I’m a big fan of the Stockholm International Peace Research Institute’s Arms Transfers Database. SIPRI makes it extremely easy to spit out highly legible records of military equipment transfers between nations and non-state groups. I’m not an expert in such matters, but the database is approachable enough that I can readily find, say, US sales of cluster bombs to Saudi Arabia. Legibility and approachability, however, do not mean the data are machine-friendly. SIPRI exports data in a rich text format, filtered by year, exporter, importer, and class of equipment. The exported files are superficially tabular in arrangement, but do not paste well into a spreadsheet without some cleanup. I wanted to visualize trends in US arms exports from 9/11 to the end of the Obama administration, particularly focusing on client states that are now bombing civilian targets in Yemen. To that end, I would need to reformat some data from SIPRI.
I downloaded trade registers for all weapon types from 2001 to 2016, with the recipients unfiltered and the USA as supplier. The resulting .rtf copied into Excel better than I expected, but I needed to realign some columns offset by tabs in the original text. It was also important to fill out the “recipient” column so the appropriate recipient name recurred for every transaction–not just as a section header.
After reaching the limits of what could best be accomplished in Excel, I performed some basic clustering in OpenRefine to make sure my CSV would be as clean and uniform as possible. This mostly entailed dealing with some inconsistencies in the “weapon description” column. I would use this later to group weapons into broader categories.
Then, as per the parameters of the assignment, I loaded my data into Tableau Public and began to explore. While I suspected the arms transfers dataset would reveal interesting patterns, I wasn’t yet sure how to find them. I definitely wanted to visualize change over time, but for starters a simple bar chart without a chronological element seemed like a good idea. Sorting recipients by total number of items delivered immediately showed a preponderance of arms flowing into the Middle East, particularly Saudi Arabia and Israel. Others, like CNN, have used SIPRI’s data to create much the same chart:
NB: My chart and others’ stabs at the same share a major issue. They rely on SIPRI’s count of number of items in each transaction, as opposed to the value of the items transferred. This method of comparison makes sense when comparing a specific class of item (guided bombs for example, see below), but falls apart when a single bomb and a multirole fighter jet are given equal weight.

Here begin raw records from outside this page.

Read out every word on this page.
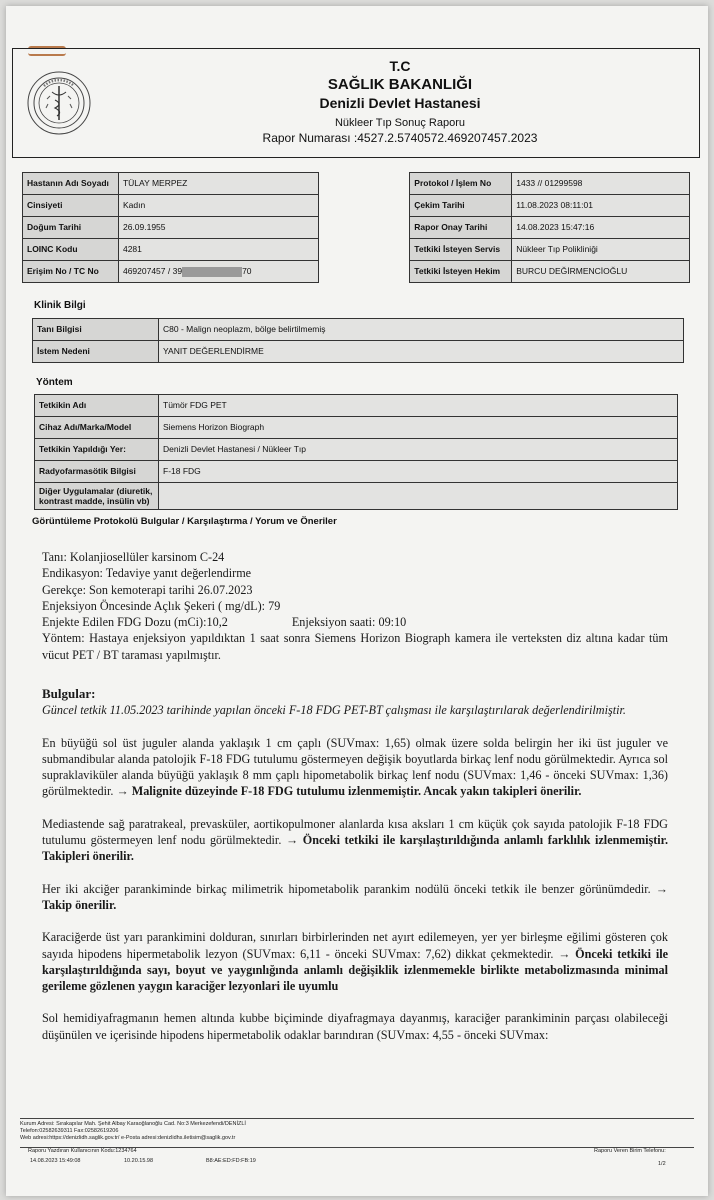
T.C
SAĞLIK BAKANLIĞI
Denizli Devlet Hastanesi
Nükleer Tıp Sonuç Raporu
Rapor Numarası :4527.2.5740572.469207457.2023
Hastanın Adı Soyadı	TÜLAY MERPEZ		Protokol / İşlem No	1433 // 01299598
Cinsiyeti	Kadın		Çekim Tarihi	11.08.2023 08:11:01
Doğum Tarihi	26.09.1955		Rapor Onay Tarihi	14.08.2023 15:47:16
LOINC Kodu	4281		Tetkiki İsteyen Servis	Nükleer Tıp Polikliniği
Erişim No / TC No	469207457 / 39 70		Tetkiki İsteyen Hekim	BURCU DEĞİRMENCİOĞLU
Klinik Bilgi
Tanı Bilgisi	C80 - Malign neoplazm, bölge belirtilmemiş
İstem Nedeni	YANIT DEĞERLENDİRME
Yöntem
Tetkikin Adı	Tümör FDG PET
Cihaz Adı/Marka/Model	Siemens Horizon Biograph
Tetkikin Yapıldığı Yer:	Denizli Devlet Hastanesi / Nükleer Tıp
Radyofarmasötik Bilgisi	F-18 FDG
Diğer Uygulamalar (diuretik, kontrast madde, insülin vb)	
Görüntüleme Protokolü Bulgular / Karşılaştırma / Yorum ve Öneriler

Tanı: Kolanjiosellüler karsinom C-24

Endikasyon: Tedaviye yanıt değerlendirme

Gerekçe: Son kemoterapi tarihi 26.07.2023

Enjeksiyon Öncesinde Açlık Şekeri ( mg/dL): 79

Enjekte Edilen FDG Dozu (mCi):10,2	Enjeksiyon saati: 09:10

Yöntem: Hastaya enjeksiyon yapıldıktan 1 saat sonra Siemens Horizon Biograph kamera ile verteksten diz altına kadar tüm vücut PET / BT taraması yapılmıştır.

Bulgular:

Güncel tetkik 11.05.2023 tarihinde yapılan önceki F-18 FDG PET-BT çalışması ile karşılaştırılarak değerlendirilmiştir.

En büyüğü sol üst juguler alanda yaklaşık 1 cm çaplı (SUVmax: 1,65) olmak üzere solda belirgin her iki üst juguler ve submandibular alanda patolojik F-18 FDG tutulumu göstermeyen değişik boyutlarda birkaç lenf nodu görülmektedir. Ayrıca sol supraklaviküler alanda büyüğü yaklaşık 8 mm çaplı hipometabolik birkaç lenf nodu (SUVmax: 1,46 - önceki SUVmax: 1,36) görülmektedir. → Malignite düzeyinde F-18 FDG tutulumu izlenmemiştir. Ancak yakın takipleri önerilir.

Mediastende sağ paratrakeal, prevasküler, aortikopulmoner alanlarda kısa aksları 1 cm küçük çok sayıda patolojik F-18 FDG tutulumu göstermeyen lenf nodu görülmektedir. → Önceki tetkiki ile karşılaştırıldığında anlamlı farklılık izlenmemiştir. Takipleri önerilir.

Her iki akciğer parankiminde birkaç milimetrik hipometabolik parankim nodülü önceki tetkik ile benzer görünümdedir. → Takip önerilir.

Karaciğerde üst yarı parankimini dolduran, sınırları birbirlerinden net ayırt edilemeyen, yer yer birleşme eğilimi gösteren çok sayıda hipodens hipermetabolik lezyon (SUVmax: 6,11 - önceki SUVmax: 7,62) dikkat çekmektedir. → Önceki tetkiki ile karşılaştırıldığında sayı, boyut ve yaygınlığında anlamlı değişiklik izlenmemekle birlikte metabolizmasında minimal gerileme gözlenen yaygın karaciğer lezyonlari ile uyumlu

Sol hemidiyafragmanın hemen altında kubbe biçiminde diyafragmaya dayanmış, karaciğer parankiminin parçası olabileceği düşünülen ve içerisinde hipodens hipermetabolik odaklar barındıran (SUVmax: 4,55 - önceki SUVmax:

Kurum Adresi: Sırakapılar Mah. Şehit Albay Karaoğlanoğlu Cad. No:3 Merkezefendi/DENİZLİ
Telefon:02582639311 Fax:02582619206
Web adresi:https://denizlidh.saglik.gov.tr/ e-Posta adresi:denizlidhs.iletisim@saglik.gov.tr
Raporu Yazdıran Kullanıcının Kodu:1234764
14.08.2023 15:49:08	10.20.15.98	B8:AE:ED:FD:FB:19
Raporu Veren Birim Telefonu:
1/2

Exploring change throughout the “War on Terror” would mean bringing time into the mix. I opted again for the simple and familiar option: line charts. Mother Jones demonstrated an alarming uptick in US arms sales in 2011 thus:
Their chart gets the point across pretty well. It shows the US blasting out of the cluster of other nations in 2011. True to the publication’s mainline American liberal stance, it implies that a certain baseline level of arms dealing as normal, and the US stepped out of line. I think it’s a little cluttered, but it tells a story. Mother Jones also used an area chart to demonstrate a Wealth-of-Nations-ass narrative of the US taking other nations’ market share. How dare we!
The jagged ups and downs of these charts don’t do it for me. Simply charting sales year to year doesn’t communicate the buildup of arms and equipment over time. Bombs sold to a Gulf autocrat in 2008 may well remain in his arsenal until needed years later. Combat vehicles will almost certainly see years of use. History has demonstrated that arms flowing into a conflict zone will stick around for decades. The Ardennes Forest still contains unexploded ordnance from both world wars. Nazi assault rifles have seen use in Syria alongside scads of mid-century Kalashnikovs. I opted to chart the running sum of certain arms sales in order to give a sense of this flooding effect.
As I mentioned above, the variety of equipment SIPRI tracks necessitated some thought and grouping. I charted “munitions” as a broad category (excluding vehicles, radar, anything not made to explode or launch exploding things) and guided bombs as a specific one. The guided bomb chart is designed to illustrate the accelerating sale of bombs to the Saudi-led coalition that’s been pulverizing Yemen. The coalition nations are catching up to Israel, and the combination of the coalition and Israel outstrip the rest of the world in deliveries of US guided bombs. A significant share of human misery in the Middle East over the coming years and decades will be of our making.
The more general munitions chart shows Saudi Arabia leaving all other players in the dust as a recipient of American weapons–even Israel, darling of neocons. I hope this visualization conveys that the real beneficiaries of US foreign policy are Likudnik fascists and Wahhabi plutocrats.
I kept my dashboard of three visualizations very simple, taking care to reuse colors where applicable. I selected colors on the line charts based on the dominant colors of some nations’ flags: green for Saudi Arabia, blue for Israel, brown as a blend of Egypt’s red, black and gold. Annotation and interactivity are minimal.
There’s plenty of room for expansion and improvement here. I’d like to explore other chart types available in Tableau, as well as its capacities for interaction and embellishment. At the risk of getting even more didactic, a little illustrative “chart junk” will be fun to play with in the future.